Brighten your slimming week with super-filling meals and snacks to keep you smiling all the way to weigh-in. Tuck into 7 days’ worth of simple and filling breakfasts, lunches and dinners. Simply follow the days in any order, and feel free to repeat any days you really love with this delicious weight loss meal plan.
• When cooking, trim all fat off meat, and remove skin from poultry.
• Use low-calorie cooking spray for frying.
• Swap sugar for sweetener and pick diet soft drinks.
• Make the most of hunger-busting. Free Foods are those you can eat in unlimited amounts and include nearly all fresh or frozen fruit and vegetables; lean meats, poultry and fish; beans and pulses; cooked dried couscous, pasta and rice, and fat-free yogurts.
• Healthy Extra: Enjoy a portion of wholemeal bread or cereal, portion of skimmed milk or low-fat cheese each day.
Split a 60g wholemeal roll (Healthy Extra) and fill with slices of ham (all visible fat removed), slices of tomato and an egg fried in low-calorie cooking spray.
Put couscous in a heatproof bowl and cover with boiling veg stock. Leave to stand for 10 minutes and then add finely chopped cucumber, tomato and radishes.

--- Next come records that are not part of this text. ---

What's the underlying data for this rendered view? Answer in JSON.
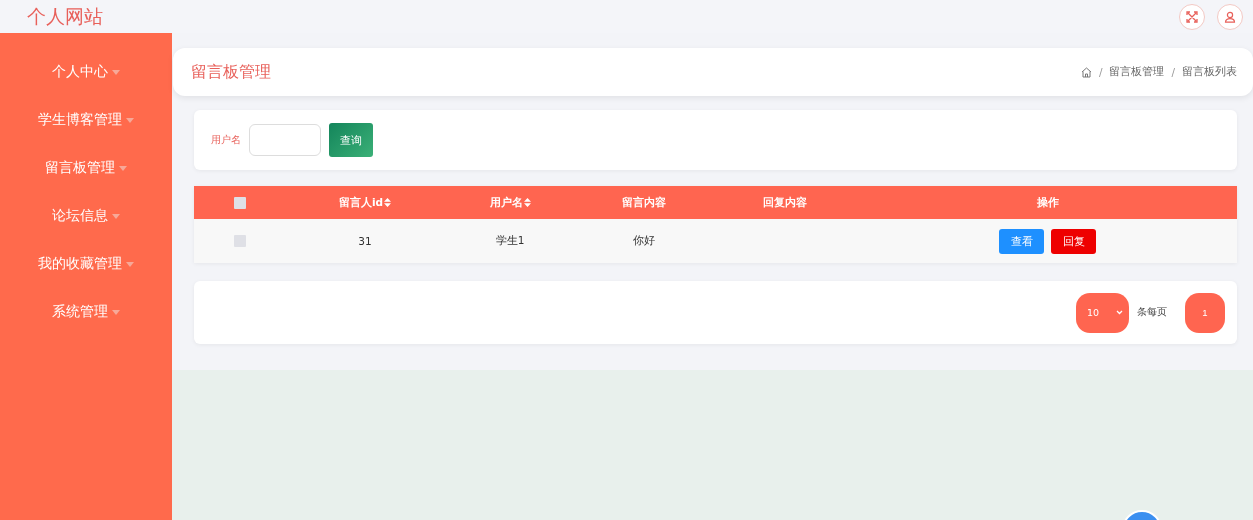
{
  "header": {
    "site_title": "个人网站"
  },
  "sidebar": {
    "items": [
      {
        "label": "个人中心"
      },
      {
        "label": "学生博客管理"
      },
      {
        "label": "留言板管理"
      },
      {
        "label": "论坛信息"
      },
      {
        "label": "我的收藏管理"
      },
      {
        "label": "系统管理"
      }
    ]
  },
  "page_header": {
    "title": "留言板管理",
    "breadcrumb": [
      {
        "separator": "/",
        "label": "留言板管理"
      },
      {
        "separator": "/",
        "label": "留言板列表"
      }
    ]
  },
  "search": {
    "label": "用户名",
    "button": "查询"
  },
  "table": {
    "header_checkbox": {
      "checked": false
    },
    "columns": [
      {
        "label": "留言人id",
        "sortable": true
      },
      {
        "label": "用户名",
        "sortable": true
      },
      {
        "label": "留言内容",
        "sortable": false
      },
      {
        "label": "回复内容",
        "sortable": false
      },
      {
        "label": "操作",
        "sortable": false
      }
    ],
    "rows": [
      {
        "checked": false,
        "cells": [
          "31",
          "学生1",
          "你好"
        ],
        "actions": [
          {
            "label": "查看",
            "kind": "view"
          },
          {
            "label": "回复",
            "kind": "reply"
          }
        ]
      }
    ]
  },
  "pagination": {
    "page_size": "10",
    "page_size_suffix": "条每页",
    "pages": [
      {
        "label": "1",
        "selected": true
      }
    ]
  }
}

Serve topped with cooked skinless chicken pieces, lots of finely chopped fresh herbs such as coriander or parsley, and fat-free natural Greek-style yogurt.
Dinner Idea: Mexican Cod with Salad
List of Ingredients: tomatoes, tomato salsa, chilli flakes, ground cumin, ground black pepper, skinless cod fillets, corn tortillas, low-fat Cheddar, dried long-grain rice, lime wedges
For the salad: rocket, cucumber, spring onions, juice of 1 lime
FREE FOOD SNACK
Make a big speed foods fruit salad of grapefruit segments, melon chunks, halved strawberries and sliced peaches, and top with fat-free natural fromage frais.